Before you get excited and prepare your application and CV, watch the links below what has happened to other non-Arab employees in the notsomagic Kingdom of Saudi Arabia.
— Saudi: Maid rescued after 17 years’ slavery
— Filipino slave maids in Dubai
— CNN: Slavery in the Middle East
— Proposal for permanent Saudi ban on maids from Indonesia
— Beheading of an abused Indonesian maid in Saudi Arabia
— Cellphone footage: Maid in Lebanon abuse and picked up by her employer/driver for refusing to return (ended up killing herself)
Monday, 03 December 2012
By Al Arabiya
British butlers and Mary Poppins-style governesses are in high demand in the Middle East, with some staff earning up to $240,000 a year, the Bespoke Bureau British Butler and Housekeeper Academy said in a report.
The butler academy said it has witnessed a huge spike in requests for British-trained traditional butlers staff across the world, the Daily Mail newspaper reported last week.
The academy, which has positioned 430 butlers in 2012 across the world, a 100 percent increase since last year and four times as many in 2010, said the demand in the Middle East is proving to be much higher than its supply.
Company director Sara Vestin Rahmani said that the agency was experiencing a massive increase in the number of wealthy families wanting butlers, Arabian Business reported her as saying.
“Demand is growing in the Middle East at a similar ratio but the demand is bigger than the supply.

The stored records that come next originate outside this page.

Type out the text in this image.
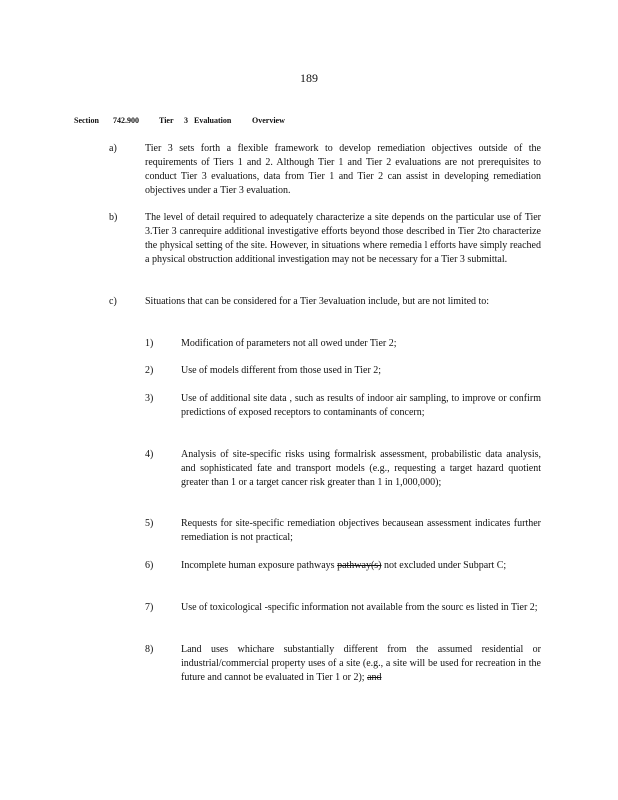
189
Section 742.900	Tier 3 Evaluation	Overview
a)	Tier 3 sets forth a flexible framework to develop remediation objectives outside of the requirements of Tiers 1 and 2. Although Tier 1 and Tier 2 evaluations are not prerequisites to conduct Tier 3 evaluations, data from Tier 1 and Tier 2 can assist in developing remediation objectives under a Tier 3 evaluation.
b)	The level of detail required to adequately characterize a site depends on the particular use of Tier 3.Tier 3 canrequire additional investigative efforts beyond those described in Tier 2to characterize the physical setting of the site. However, in situations where remedia l efforts have simply reached a physical obstruction additional investigation may not be necessary for a Tier 3 submittal.
c)	Situations that can be considered for a Tier 3evaluation include, but are not limited to:
1)	Modification of parameters not all owed under Tier 2;
2)	Use of models different from those used in Tier 2;
3)	Use of additional site data , such as results of indoor air sampling, to improve or confirm predictions of exposed receptors to contaminants of concern;
4)	Analysis of site-specific risks using formalrisk assessment, probabilistic data analysis, and sophisticated fate and transport models (e.g., requesting a target hazard quotient greater than 1 or a target cancer risk greater than 1 in 1,000,000);
5)	Requests for site-specific remediation objectives becausean assessment indicates further remediation is not practical;
6)	Incomplete human exposure pathways pathway(s) not excluded under Subpart C;
7)	Use of toxicological -specific information not available from the sourc es listed in Tier 2;
8)	Land uses whichare substantially different from the assumed residential or industrial/commercial property uses of a site (e.g., a site will be used for recreation in the future and cannot be evaluated in Tier 1 or 2); and
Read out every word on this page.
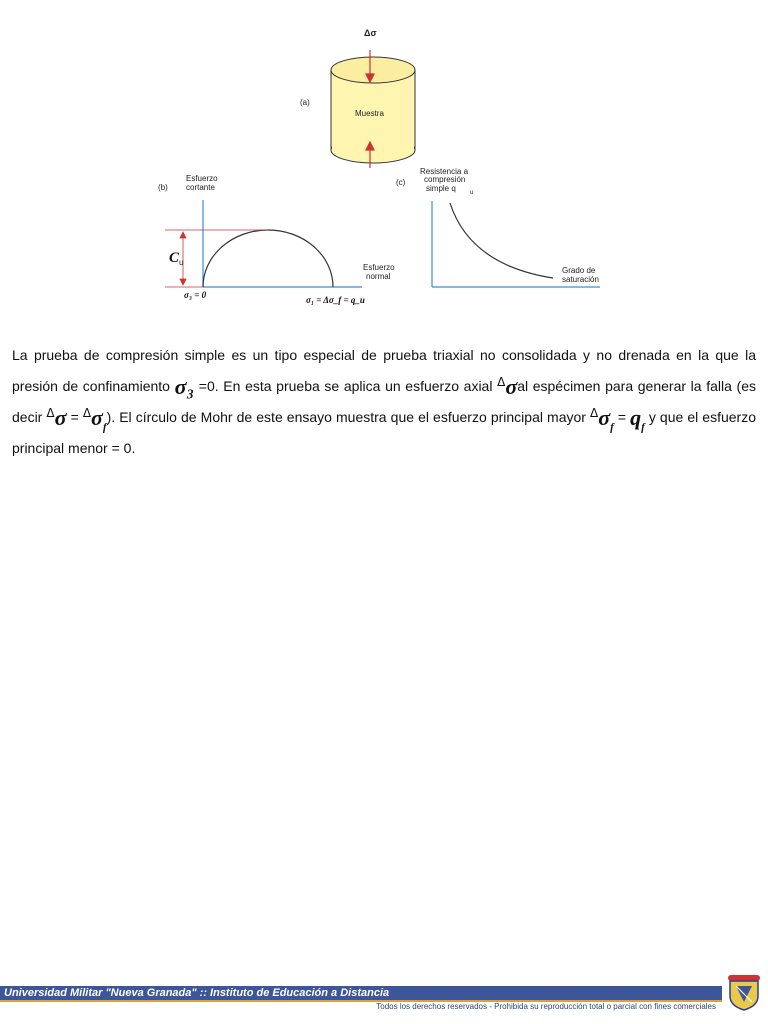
Δσ
(a)
Muestra
(b)
Esfuerzo
cortante
Esfuerzo
normal
C u
σ₃ = 0	σ₁ = Δσ_f = q_u
(c)
Resistencia a
compresión
simple q u
Grado de
saturación
La prueba de compresión simple es un tipo especial de prueba triaxial no consolidada y no drenada en la que la presión de confinamiento σ₃ =0. En esta prueba se aplica un esfuerzo axial $^\Delta$σal espécimen para generar la falla (es decir $^\Delta\sigma = ^\Delta\sigma_f$). El círculo de Mohr de este ensayo muestra que el esfuerzo principal mayor $^\Delta\sigma_f = q_f$ y que el esfuerzo principal menor = 0.
Universidad Militar "Nueva Granada" :: Instituto de Educación a Distancia
Todos los derechos reservados - Prohibida su reproducción total o parcial con fines comerciales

It is a fine balance as we don’t want to just churn out numbers,” Rahmani said.
“It is a niche market but it is booming so we have seen a lot of interest… It is a butler and domestic staff agency for celebrities, high net worth individuals and royalty,” she added.
Training takes place at The Grosvenor Hotel in London’s Victoria and at Hatfield House, the 400-year-old ancestral home of the Marquess of Salisbury.
According to the academy’s website, the training courses include various butler training aspects such as a finishing school, valeting, silver service, cooking, flower arranging amongst others. The agency also trains existing hotel staff, housekeepers, house managers, butlers and other staff to become more professional butlers.
The agency said it has also noticed demand from five-star hotels in the Arab region.
“The hotels come to us and look for us to train their household staff or want their staff to be British butler trained. That is the sort of thing I do in Dubai and Abu Dhabi,” said Rahmani, who had just returned from a visit to Dubai, where she spent nearly half the year.
“There is huge demand and we have a waiting list from private houses and hotels in the Emirates and Saudi Arabia.”
Training courses for staff starts from $1,282 for two days and up to $9,619 for a six-week course.
The agency also places governesses in Arab homes to educate and discipline children.
“In the Middle East we have been placing Mary Poppins-style nannies for many years and we have seen a similar market, it is the people who want their children to speak a certain way and be educated a certain way,” Rahmani said.
The agency’s top earning butler is based in Saudi Arabia and earns $240,487, she revealed.
The agency has also developed one-on-one etiquette training for Arab businessmen, “so when he travels to Europe he knows how to dine and greet people.”